A scientist from his earliest days, Father spent his life looking for ways to help others. He took his duty to his children seriously, and did his best to see that we were raised to be serious about the choices we made for our lives. When we did choose a course of action, Father was there to cheer our victories and bind the wounds of defeat. I loved him more than any other soul I knew, and in my innocence – and total ignorance – I believed I was about to marry a man who would be exactly like him.
“Ah! Janie.” My father called from his desk when he saw me in the doorway of his study the night before the wedding. “There’s my pet. Are you ready for tomorrow? Are you happy?” He was a short, muscular man with sensitive hands and piercing blue eyes. Those eyes met mine, and it seemed as if he searched for the truth in the very depths of my soul. “Are you sure about what you are about to do?”
I knew my father loved me, for he always had time to discuss the events of my life, no matter how small. Father fostered my interest in science and healing, and never pushed me away when he was busy with his books. He looked at me with love, and I loved him right back. In that instant, I wondered if I was completely ready to leave the shelter of his love, but I had made my troth to Tomas Fitzjohn and so I pushed the thought away and put on my brightest smile for his sake.
“I’m ready, Father,” I said quickly, before he could see I had the smallest doubt, which I did not. I wanted everyone to be as happy as I was that evening. “And I am so happy.” With that, I ran and scrambled into his lap and wondered if it was to be for the last time.
A properly married woman would surely never sit upon her father’s lap after all! For all of that, I knew time was growing short. Tomorrow I would marry and then I would go away from all I held dear to live in a strange new house with a husband who suddenly seemed a stranger. I, still a child in more ways than I could admit, believed the wedding would remove me from my childhood home and thrust me into a new world of adult wonders.
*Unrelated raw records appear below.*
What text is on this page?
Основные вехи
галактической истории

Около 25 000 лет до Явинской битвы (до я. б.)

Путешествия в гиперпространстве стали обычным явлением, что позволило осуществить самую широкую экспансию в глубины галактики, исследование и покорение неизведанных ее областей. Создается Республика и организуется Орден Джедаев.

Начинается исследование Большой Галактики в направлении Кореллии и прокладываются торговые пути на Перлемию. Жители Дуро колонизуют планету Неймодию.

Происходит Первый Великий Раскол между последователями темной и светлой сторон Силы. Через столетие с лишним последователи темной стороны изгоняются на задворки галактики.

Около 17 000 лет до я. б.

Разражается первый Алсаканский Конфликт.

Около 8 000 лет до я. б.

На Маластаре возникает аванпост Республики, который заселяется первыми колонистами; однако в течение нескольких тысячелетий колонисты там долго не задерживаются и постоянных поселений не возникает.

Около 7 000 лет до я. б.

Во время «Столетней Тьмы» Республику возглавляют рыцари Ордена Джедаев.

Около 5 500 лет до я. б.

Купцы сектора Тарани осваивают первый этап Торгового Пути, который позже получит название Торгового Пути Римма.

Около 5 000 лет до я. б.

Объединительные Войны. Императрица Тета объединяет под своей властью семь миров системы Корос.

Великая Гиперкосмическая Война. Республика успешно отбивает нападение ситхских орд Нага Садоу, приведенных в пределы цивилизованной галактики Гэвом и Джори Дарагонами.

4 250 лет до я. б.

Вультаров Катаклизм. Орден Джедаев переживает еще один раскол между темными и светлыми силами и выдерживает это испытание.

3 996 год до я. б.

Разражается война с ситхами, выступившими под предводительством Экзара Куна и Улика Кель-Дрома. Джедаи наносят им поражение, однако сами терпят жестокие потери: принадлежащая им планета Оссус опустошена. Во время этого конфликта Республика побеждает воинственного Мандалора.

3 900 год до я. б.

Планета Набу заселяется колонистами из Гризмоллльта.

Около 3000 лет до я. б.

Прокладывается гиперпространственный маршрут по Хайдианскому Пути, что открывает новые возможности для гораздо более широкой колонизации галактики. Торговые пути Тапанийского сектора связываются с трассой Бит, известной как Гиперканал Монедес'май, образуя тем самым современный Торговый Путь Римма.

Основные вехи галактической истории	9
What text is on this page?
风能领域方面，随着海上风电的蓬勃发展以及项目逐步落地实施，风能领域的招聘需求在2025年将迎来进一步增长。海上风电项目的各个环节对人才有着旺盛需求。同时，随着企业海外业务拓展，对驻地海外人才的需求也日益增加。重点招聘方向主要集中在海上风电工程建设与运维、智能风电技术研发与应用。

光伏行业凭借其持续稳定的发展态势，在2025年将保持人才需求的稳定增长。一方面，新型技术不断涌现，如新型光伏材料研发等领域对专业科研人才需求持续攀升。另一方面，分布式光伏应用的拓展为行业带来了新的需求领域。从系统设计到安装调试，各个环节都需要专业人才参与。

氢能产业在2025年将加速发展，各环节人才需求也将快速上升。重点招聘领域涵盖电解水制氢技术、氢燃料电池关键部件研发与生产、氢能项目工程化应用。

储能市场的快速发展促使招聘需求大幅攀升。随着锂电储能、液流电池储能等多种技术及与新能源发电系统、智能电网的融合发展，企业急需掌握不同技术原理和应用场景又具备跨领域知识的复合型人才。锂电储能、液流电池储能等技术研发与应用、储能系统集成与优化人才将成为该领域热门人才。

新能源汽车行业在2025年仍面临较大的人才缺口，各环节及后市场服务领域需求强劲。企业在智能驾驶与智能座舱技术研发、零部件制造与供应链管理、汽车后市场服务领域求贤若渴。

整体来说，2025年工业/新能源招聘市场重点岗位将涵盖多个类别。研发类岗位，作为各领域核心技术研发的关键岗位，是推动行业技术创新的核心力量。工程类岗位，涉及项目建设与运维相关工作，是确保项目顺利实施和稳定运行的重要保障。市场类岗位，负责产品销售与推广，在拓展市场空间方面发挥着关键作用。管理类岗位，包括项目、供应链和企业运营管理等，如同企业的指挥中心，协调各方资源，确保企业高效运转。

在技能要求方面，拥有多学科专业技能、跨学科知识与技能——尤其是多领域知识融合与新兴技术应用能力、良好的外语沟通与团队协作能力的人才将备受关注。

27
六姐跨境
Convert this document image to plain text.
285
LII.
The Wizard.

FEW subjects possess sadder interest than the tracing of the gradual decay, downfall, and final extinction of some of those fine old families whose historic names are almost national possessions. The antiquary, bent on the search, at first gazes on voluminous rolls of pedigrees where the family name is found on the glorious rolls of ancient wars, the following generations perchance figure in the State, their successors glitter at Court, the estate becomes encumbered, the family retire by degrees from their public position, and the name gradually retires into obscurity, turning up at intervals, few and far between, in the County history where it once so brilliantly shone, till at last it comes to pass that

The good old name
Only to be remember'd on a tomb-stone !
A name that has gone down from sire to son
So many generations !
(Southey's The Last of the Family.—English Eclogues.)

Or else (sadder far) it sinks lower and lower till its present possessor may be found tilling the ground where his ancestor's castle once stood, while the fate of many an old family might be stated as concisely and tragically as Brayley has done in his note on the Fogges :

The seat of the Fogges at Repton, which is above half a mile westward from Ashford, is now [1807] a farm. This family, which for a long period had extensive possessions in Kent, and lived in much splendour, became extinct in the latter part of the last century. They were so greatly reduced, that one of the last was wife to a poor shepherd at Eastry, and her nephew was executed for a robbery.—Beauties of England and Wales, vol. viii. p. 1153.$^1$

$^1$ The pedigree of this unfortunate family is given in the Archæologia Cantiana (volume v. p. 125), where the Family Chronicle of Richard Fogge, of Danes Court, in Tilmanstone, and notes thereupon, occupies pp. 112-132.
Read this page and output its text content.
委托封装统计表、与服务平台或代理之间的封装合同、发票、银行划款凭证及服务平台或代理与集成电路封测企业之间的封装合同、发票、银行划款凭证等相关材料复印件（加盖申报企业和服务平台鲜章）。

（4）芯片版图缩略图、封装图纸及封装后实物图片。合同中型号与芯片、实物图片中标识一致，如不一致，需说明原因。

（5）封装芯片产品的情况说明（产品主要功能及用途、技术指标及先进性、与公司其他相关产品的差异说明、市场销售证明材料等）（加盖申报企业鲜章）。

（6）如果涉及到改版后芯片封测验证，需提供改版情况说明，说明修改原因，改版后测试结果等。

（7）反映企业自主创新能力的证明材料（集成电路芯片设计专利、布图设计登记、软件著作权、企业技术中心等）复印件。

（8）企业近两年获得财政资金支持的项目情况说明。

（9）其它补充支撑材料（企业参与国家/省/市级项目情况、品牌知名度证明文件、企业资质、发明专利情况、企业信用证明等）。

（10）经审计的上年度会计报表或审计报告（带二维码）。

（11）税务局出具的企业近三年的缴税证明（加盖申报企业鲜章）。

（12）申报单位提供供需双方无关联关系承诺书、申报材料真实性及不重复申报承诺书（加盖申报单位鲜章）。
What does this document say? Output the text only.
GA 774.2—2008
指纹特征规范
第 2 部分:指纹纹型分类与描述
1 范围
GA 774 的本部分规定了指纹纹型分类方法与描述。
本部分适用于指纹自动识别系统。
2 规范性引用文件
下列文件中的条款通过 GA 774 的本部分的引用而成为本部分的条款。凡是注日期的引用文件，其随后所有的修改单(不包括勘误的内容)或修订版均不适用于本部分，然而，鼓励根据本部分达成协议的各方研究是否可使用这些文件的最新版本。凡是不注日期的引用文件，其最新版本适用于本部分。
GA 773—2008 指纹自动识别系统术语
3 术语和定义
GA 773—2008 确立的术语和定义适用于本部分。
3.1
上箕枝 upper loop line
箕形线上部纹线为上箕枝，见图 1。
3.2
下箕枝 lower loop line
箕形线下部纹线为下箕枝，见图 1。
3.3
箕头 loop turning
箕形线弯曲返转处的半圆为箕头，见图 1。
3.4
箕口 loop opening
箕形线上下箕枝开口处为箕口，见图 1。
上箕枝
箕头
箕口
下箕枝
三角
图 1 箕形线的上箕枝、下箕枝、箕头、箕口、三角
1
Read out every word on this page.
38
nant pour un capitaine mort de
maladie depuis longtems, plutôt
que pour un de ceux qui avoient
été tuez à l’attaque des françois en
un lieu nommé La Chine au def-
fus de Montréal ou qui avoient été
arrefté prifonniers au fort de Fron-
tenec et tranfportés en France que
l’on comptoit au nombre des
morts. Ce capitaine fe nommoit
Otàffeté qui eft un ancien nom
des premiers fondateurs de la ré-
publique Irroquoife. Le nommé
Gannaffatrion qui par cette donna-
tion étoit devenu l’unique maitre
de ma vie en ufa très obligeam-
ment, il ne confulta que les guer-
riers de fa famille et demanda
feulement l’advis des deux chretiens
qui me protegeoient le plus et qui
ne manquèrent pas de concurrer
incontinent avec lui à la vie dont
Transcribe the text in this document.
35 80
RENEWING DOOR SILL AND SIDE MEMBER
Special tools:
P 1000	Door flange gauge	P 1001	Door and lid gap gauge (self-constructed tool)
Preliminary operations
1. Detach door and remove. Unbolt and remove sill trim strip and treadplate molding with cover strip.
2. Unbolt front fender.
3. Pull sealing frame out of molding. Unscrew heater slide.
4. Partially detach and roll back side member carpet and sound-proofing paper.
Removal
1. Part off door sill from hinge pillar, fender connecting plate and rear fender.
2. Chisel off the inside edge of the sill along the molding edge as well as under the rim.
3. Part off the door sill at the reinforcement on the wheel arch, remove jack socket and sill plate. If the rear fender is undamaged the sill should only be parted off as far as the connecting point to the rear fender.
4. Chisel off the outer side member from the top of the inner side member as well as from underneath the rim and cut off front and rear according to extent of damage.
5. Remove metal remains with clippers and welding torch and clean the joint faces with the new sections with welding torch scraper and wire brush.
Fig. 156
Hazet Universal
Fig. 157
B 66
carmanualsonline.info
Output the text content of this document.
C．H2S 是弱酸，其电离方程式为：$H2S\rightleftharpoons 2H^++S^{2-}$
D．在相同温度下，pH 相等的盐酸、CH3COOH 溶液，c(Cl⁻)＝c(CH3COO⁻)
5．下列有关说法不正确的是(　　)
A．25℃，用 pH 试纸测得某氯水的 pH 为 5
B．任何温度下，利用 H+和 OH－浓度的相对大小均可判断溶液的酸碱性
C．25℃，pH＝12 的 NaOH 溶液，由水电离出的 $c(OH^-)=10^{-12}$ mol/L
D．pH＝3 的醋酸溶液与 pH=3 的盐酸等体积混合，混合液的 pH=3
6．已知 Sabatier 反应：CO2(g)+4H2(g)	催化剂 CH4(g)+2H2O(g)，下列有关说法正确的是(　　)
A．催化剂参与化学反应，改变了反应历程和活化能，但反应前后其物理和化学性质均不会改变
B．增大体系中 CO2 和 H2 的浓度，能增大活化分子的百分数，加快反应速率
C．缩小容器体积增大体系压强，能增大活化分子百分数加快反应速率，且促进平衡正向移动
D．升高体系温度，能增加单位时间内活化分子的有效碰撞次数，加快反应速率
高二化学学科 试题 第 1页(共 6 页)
“Do you love him, Pet, really love him?” Father asked for the hundredth time. “There is still time to change your mind. Thomas is not of the gentry, for all of his learning. You may find you will regret this choice in the fullness of time . . .”
I knew Father was telling the truth for I was a little afraid of this great change in my life, but I could just imagine the expression on my mother’s face if I should suddenly decide to leave Thomas at the altar. Mother would cause a commotion, to put it mildly. I was nearly as afraid of her anger as I was of the disappointment I would cause Tom if I changed my mind.